Germany’s central bank sees prices in the country rising more than 3 percent this year and will raise interest rates “if the price outlook requires it,” bank president Jens Weidmann said in an interview with the Augsburger Allgemeine newspaper last week.
Monetary policy will remain “very expansionary” to cope with the economic shutdown’s aftermath, he added, but “when inflation rates rise in the euro area, we will discuss the fundamental direction of monetary policy,” he said.
Inflation surged in Germany in January from -0.7 percent to 1.6 percent, due to singular events such as restoration of the country’s full value-added tax and a change in the formula for calculating inflation.
The 3-percent rise this year will be temporary and due to one-off events, not a broad, long-term rise in consumer prices, Weidmann noted, but “the inflation rate will not remain as low as last year over the long term.”
Weidmann also called on Germany to restore strict controls on deficit spending next year and stated that Europe’s nations must slash their inflated debt load once the COVID virus is under control.
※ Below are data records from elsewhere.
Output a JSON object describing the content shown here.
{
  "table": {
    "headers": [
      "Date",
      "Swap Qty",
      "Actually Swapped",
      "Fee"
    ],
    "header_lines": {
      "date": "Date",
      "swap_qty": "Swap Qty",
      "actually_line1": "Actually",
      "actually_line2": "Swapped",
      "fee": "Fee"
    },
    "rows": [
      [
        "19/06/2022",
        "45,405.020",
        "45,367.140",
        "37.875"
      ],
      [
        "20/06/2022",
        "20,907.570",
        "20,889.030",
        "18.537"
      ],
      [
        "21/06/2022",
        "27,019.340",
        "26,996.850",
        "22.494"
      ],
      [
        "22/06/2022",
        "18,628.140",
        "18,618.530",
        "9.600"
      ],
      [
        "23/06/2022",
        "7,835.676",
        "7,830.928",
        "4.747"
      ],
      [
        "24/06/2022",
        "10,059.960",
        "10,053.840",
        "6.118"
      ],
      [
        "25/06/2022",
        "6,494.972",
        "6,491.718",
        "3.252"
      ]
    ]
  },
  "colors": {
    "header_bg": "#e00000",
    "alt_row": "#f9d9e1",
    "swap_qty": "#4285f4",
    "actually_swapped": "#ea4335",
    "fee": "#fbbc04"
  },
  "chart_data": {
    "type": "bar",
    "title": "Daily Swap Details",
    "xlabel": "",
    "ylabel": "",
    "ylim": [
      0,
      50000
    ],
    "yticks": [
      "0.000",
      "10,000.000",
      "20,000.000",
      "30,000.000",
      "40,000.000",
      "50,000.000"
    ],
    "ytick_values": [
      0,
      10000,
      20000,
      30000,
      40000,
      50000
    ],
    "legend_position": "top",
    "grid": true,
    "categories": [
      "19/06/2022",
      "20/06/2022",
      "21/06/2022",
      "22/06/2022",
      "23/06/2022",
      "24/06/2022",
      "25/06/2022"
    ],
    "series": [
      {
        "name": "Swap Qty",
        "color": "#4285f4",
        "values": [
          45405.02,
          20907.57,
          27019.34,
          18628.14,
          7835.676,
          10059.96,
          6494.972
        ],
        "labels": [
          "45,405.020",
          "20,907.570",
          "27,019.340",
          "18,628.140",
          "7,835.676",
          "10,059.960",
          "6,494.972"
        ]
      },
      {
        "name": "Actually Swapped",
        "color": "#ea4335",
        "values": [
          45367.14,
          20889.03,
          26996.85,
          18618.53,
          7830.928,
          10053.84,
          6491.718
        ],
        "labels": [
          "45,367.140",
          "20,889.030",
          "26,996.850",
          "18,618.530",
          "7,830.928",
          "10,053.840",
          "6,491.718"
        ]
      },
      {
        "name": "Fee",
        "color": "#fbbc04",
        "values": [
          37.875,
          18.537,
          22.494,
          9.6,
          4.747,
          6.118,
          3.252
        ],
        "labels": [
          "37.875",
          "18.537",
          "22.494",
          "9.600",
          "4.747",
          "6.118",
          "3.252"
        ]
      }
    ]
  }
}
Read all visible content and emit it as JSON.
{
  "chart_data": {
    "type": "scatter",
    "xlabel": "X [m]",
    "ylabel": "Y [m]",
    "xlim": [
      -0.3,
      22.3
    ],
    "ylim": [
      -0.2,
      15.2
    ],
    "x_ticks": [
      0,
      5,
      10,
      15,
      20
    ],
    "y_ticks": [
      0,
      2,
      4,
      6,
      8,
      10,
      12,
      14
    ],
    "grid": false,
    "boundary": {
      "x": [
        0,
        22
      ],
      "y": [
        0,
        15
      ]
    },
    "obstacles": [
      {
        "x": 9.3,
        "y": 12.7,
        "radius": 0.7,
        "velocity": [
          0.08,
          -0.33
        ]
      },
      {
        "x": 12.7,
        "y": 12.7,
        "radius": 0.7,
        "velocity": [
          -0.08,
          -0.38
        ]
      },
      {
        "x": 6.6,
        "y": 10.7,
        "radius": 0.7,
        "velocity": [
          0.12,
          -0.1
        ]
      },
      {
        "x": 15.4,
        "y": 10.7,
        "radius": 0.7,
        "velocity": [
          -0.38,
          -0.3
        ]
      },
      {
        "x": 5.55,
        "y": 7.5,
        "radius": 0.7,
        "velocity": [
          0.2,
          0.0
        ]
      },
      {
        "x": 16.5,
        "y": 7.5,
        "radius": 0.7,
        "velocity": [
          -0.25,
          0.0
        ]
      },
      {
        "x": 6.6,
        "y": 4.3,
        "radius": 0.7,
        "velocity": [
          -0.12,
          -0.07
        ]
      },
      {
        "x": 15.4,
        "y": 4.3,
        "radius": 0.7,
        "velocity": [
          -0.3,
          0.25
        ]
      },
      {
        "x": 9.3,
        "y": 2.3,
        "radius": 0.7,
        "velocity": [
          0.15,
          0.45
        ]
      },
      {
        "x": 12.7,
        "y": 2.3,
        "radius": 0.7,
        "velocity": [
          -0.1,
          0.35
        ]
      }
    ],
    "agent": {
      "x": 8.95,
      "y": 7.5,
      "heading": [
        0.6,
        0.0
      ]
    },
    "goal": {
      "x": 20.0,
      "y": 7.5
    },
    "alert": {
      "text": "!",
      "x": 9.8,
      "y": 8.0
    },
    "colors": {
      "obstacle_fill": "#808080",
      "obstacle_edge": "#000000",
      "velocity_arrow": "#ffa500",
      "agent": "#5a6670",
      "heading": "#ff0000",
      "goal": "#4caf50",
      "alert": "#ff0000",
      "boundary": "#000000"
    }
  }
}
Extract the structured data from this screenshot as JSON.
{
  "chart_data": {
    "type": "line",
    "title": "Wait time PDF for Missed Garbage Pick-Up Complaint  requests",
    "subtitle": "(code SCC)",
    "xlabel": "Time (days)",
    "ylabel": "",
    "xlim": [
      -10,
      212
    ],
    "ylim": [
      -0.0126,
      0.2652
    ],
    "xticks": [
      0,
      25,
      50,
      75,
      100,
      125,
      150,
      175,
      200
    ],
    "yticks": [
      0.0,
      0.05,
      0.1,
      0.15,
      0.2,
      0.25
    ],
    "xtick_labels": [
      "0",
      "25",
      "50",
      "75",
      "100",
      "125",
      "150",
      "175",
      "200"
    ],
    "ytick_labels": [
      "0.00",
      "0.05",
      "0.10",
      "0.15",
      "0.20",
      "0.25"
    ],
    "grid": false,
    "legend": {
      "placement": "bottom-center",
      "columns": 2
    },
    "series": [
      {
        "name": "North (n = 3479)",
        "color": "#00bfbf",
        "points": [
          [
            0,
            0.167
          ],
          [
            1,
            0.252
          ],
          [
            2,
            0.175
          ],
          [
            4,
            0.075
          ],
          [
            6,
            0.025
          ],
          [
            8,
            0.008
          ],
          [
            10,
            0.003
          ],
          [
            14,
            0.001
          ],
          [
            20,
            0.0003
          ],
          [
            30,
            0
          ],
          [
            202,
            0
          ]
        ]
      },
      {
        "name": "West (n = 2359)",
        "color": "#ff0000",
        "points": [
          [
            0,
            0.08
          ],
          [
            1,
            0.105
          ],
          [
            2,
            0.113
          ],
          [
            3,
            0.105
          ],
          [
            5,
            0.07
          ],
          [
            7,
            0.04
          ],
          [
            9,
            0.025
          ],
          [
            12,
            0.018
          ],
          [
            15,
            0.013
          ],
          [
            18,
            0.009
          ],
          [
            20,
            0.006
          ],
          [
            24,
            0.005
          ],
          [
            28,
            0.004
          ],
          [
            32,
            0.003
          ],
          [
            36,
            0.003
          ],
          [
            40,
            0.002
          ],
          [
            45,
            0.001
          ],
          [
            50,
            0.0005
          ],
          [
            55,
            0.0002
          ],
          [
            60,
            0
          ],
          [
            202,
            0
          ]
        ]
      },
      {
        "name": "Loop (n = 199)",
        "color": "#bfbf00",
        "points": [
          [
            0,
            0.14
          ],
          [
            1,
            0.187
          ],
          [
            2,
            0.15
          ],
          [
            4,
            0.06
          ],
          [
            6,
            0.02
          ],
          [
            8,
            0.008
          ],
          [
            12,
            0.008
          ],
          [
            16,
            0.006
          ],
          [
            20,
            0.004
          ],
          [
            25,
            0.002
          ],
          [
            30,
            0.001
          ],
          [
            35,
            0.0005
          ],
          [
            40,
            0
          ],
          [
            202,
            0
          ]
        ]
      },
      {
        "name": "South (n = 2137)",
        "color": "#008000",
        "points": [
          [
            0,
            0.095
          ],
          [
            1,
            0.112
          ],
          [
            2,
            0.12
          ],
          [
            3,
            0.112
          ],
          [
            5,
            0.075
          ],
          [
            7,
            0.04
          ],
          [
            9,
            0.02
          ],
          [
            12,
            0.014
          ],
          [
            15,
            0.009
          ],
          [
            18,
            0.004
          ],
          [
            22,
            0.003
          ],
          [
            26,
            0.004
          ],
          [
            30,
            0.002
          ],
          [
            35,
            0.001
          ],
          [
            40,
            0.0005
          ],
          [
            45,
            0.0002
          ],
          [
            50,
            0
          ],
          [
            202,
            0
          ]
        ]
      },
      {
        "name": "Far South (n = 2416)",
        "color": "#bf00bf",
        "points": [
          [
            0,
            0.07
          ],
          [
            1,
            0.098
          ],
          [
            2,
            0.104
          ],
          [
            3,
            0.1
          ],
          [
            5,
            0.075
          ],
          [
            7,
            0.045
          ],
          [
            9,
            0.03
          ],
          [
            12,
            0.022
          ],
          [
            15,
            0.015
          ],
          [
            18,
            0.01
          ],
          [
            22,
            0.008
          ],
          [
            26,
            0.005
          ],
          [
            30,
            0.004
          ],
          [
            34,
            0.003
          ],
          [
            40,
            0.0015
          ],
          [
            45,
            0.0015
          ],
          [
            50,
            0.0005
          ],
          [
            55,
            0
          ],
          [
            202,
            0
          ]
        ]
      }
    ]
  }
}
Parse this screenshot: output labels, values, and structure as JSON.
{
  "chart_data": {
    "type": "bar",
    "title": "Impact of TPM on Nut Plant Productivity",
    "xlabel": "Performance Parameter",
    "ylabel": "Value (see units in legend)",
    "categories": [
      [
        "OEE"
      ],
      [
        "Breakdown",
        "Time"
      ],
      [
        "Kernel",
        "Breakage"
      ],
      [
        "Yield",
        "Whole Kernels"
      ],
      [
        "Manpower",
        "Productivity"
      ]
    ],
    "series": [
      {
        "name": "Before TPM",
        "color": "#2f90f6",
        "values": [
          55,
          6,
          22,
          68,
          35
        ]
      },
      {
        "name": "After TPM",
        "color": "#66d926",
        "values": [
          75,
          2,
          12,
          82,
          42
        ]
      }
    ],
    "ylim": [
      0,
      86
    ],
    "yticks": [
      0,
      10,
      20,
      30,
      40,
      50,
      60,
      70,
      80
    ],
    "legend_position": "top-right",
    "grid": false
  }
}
TREND FORECAST: Again, while Germany contends inflation surges due to a singular event, as per the data provided in this and previous Trends Journals, we forecast Dragflation: declining economies and rising prices. Moreover, as central banks continue to pump more money into failing systems and governments go deeper into debt to generate economic growth, so, too, will the value of currencies decline. Thus, the lower the value of the currency, the more it costs to buy products, hence “Dragflation.”